The story of Waldport's CPS Camp 56 challenges simplified narratives about American cultural history. It reveals that the Beat Generation didn't emerge from nowhere—it built upon foundations laid by conscientious objectors who refused military service while serving their communities through labor and art.

These men demonstrated that resistance can be creative, not just oppositional. They showed that ethical commitments strengthen rather than limit artistic expression. And they proved that cultural movements need infrastructure—presses, performance spaces, networks—as much as they need vision.

For those interested in Oregon history, counter-culture movements, or the origins of Beat Generation literature, the Waldport story offers essential context. It's a reminder that transformative cultural moments often begin in unexpected places—like a work camp on the Oregon coast where young poets planted trees by day and revolution by night.
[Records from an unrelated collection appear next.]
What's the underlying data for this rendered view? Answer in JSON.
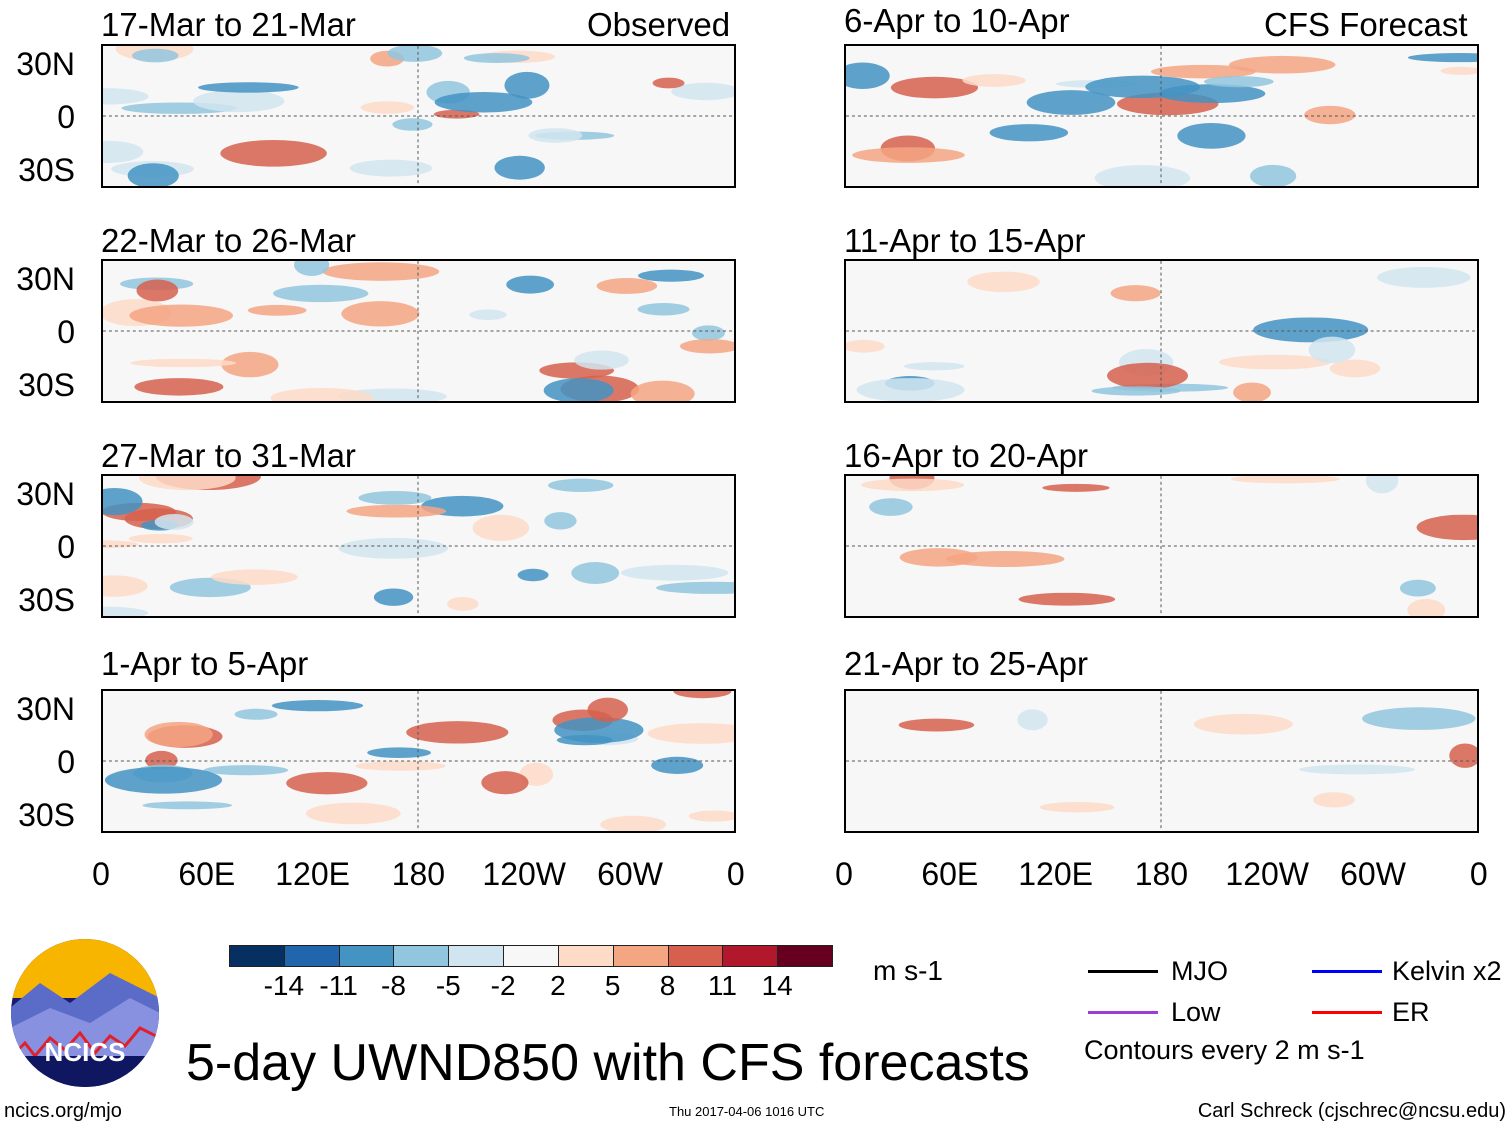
{
  "headers": {
    "left": "Observed",
    "right": "CFS Forecast"
  },
  "panels": {
    "left": [
      "17-Mar to 21-Mar",
      "22-Mar to 26-Mar",
      "27-Mar to 31-Mar",
      "1-Apr to 5-Apr"
    ],
    "right": [
      "6-Apr to 10-Apr",
      "11-Apr to 15-Apr",
      "16-Apr to 20-Apr",
      "21-Apr to 25-Apr"
    ]
  },
  "lat_labels": [
    "30N",
    "0",
    "30S"
  ],
  "lon_labels": [
    "0",
    "60E",
    "120E",
    "180",
    "120W",
    "60W",
    "0"
  ],
  "colorbar": {
    "colors": [
      "#053061",
      "#2166ac",
      "#4393c3",
      "#92c5de",
      "#d1e5f0",
      "#f7f7f7",
      "#fddbc7",
      "#f4a582",
      "#d6604d",
      "#b2182b",
      "#67001f"
    ],
    "labels": [
      "-14",
      "-11",
      "-8",
      "-5",
      "-2",
      "2",
      "5",
      "8",
      "11",
      "14"
    ],
    "units": "m s-1"
  },
  "legend": {
    "items": [
      {
        "label": "MJO",
        "color": "#000000"
      },
      {
        "label": "Kelvin x2",
        "color": "#0000ff"
      },
      {
        "label": "Low",
        "color": "#9a3ddb"
      },
      {
        "label": "ER",
        "color": "#ff0000"
      }
    ],
    "note": "Contours every 2 m s-1"
  },
  "title": "5-day UWND850 with CFS forecasts",
  "logo_text": "NCICS",
  "footer": {
    "left": "ncics.org/mjo",
    "center": "Thu 2017-04-06 1016 UTC",
    "right": "Carl Schreck (cjschrec@ncsu.edu)"
  }
}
The legacy of Camp Angel lives on not just in literary history but in ongoing questions about art, ethics, and resistance. When contemporary artists self-publish, create outside institutional structures, or integrate activism with creative practice, they walk paths first cleared by William Everson, Glen Coffield, and the other members of the Fine Arts Group at Waldport.

Their story deserves to be told—and remembered as a crucial chapter in how American counter-culture was born from the soil of conscience, watered with Pacific rain, and grew into movements that continue shaping our world today.